I clear my throat, but when he looks at me...I can’t get the sentence out. Admitting even that small detail feels comparable to the dread I feel at the thought of telling him everything else.
“The soup is really good.” Lame conversation, but at least it’s true. That part feels great. “What’s in it?”
“Whatever I felt like throwing in.” Theo tears some crust off his bread and dips it into the broth. “Curry paste, coconut milk, tomatoes, chicken, garlic…. And I got some fresh limes earlier, which were not easy to find.”
“I bet.” It’s not like the Hamptons are a total ghost town when summer ends, but it’s definitely not the same.
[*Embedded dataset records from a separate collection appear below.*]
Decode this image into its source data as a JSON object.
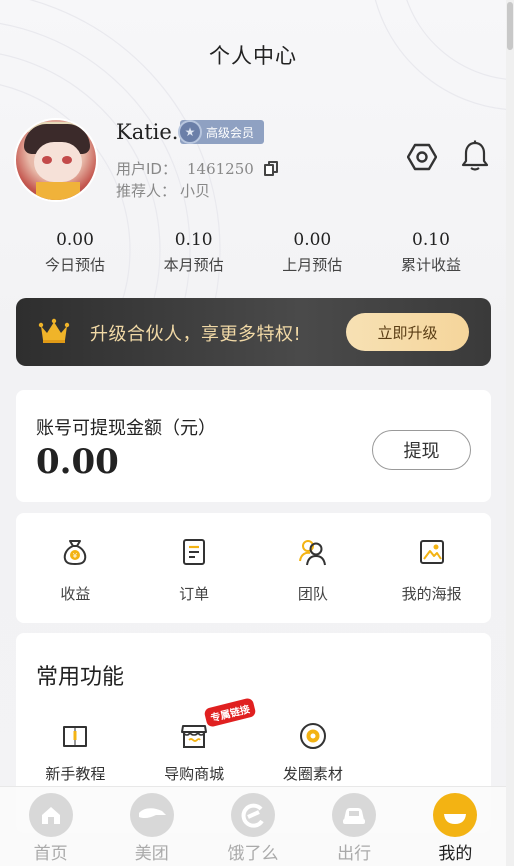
{
  "page": {
    "title": "个人中心"
  },
  "profile": {
    "name": "Katie.",
    "badge": "高级会员",
    "uid_label": "用户ID：",
    "uid": "1461250",
    "referrer_label": "推荐人：",
    "referrer": "小贝"
  },
  "stats": [
    {
      "value": "0.00",
      "label": "今日预估"
    },
    {
      "value": "0.10",
      "label": "本月预估"
    },
    {
      "value": "0.00",
      "label": "上月预估"
    },
    {
      "value": "0.10",
      "label": "累计收益"
    }
  ],
  "upgrade": {
    "text": "升级合伙人，享更多特权!",
    "button": "立即升级"
  },
  "withdraw": {
    "label": "账号可提现金额（元）",
    "amount": "0.00",
    "button": "提现"
  },
  "menu": [
    {
      "label": "收益",
      "icon": "money-bag-icon"
    },
    {
      "label": "订单",
      "icon": "order-list-icon"
    },
    {
      "label": "团队",
      "icon": "team-icon"
    },
    {
      "label": "我的海报",
      "icon": "poster-icon"
    }
  ],
  "functions": {
    "title": "常用功能",
    "items": [
      {
        "label": "新手教程",
        "icon": "tutorial-book-icon"
      },
      {
        "label": "导购商城",
        "icon": "shop-icon",
        "tag": "专属链接"
      },
      {
        "label": "发圈素材",
        "icon": "material-icon"
      }
    ]
  },
  "tabbar": [
    {
      "label": "首页",
      "icon": "home-icon",
      "active": false
    },
    {
      "label": "美团",
      "icon": "meituan-icon",
      "active": false
    },
    {
      "label": "饿了么",
      "icon": "eleme-icon",
      "active": false
    },
    {
      "label": "出行",
      "icon": "car-icon",
      "active": false
    },
    {
      "label": "我的",
      "icon": "mine-icon",
      "active": true
    }
  ],
  "colors": {
    "accent": "#f3b313",
    "banner_bg": "#3a3a3a",
    "banner_text": "#f1d9a6",
    "badge_bg": "#8fa1c2",
    "tag_red": "#e02020"
  }
}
It feels a bit like backstage after a play, when all the big stars are gone and it’s just the crew members left, scrambling to reset everything for the next performance. “Thank you, though. You really didn’t have to go to all this trouble. I would’ve been fine with, like, pizza or something.”
“No trouble. I like cooking.”
“Piano, cooking...any other secret skills I should know about?” I burn my mouth on my next bite. Good. I deserve it. “You seem like the kind of guy who’s a little talented at everything.”
“Definitely not,” he laughs as he wipes his mouth. He gets up and pours some wine, handing mine to me with a silent cheers. “Music is my only natural ability.”
“But not your only ability, period.” I nod at the food. “Clearly.”
“Everything else I’m even halfway decent at only happened because I picked it up while bored and decided, if I was going to do it at all, I might as well try and be really fucking good at it. Even if that meant studying it, practicing nonstop…trying to make it click, the way music did.”
I point my spoon at him. “There’s your real talent: ambition.”
“Are bored, rich housewives known for being particularly ambitious?”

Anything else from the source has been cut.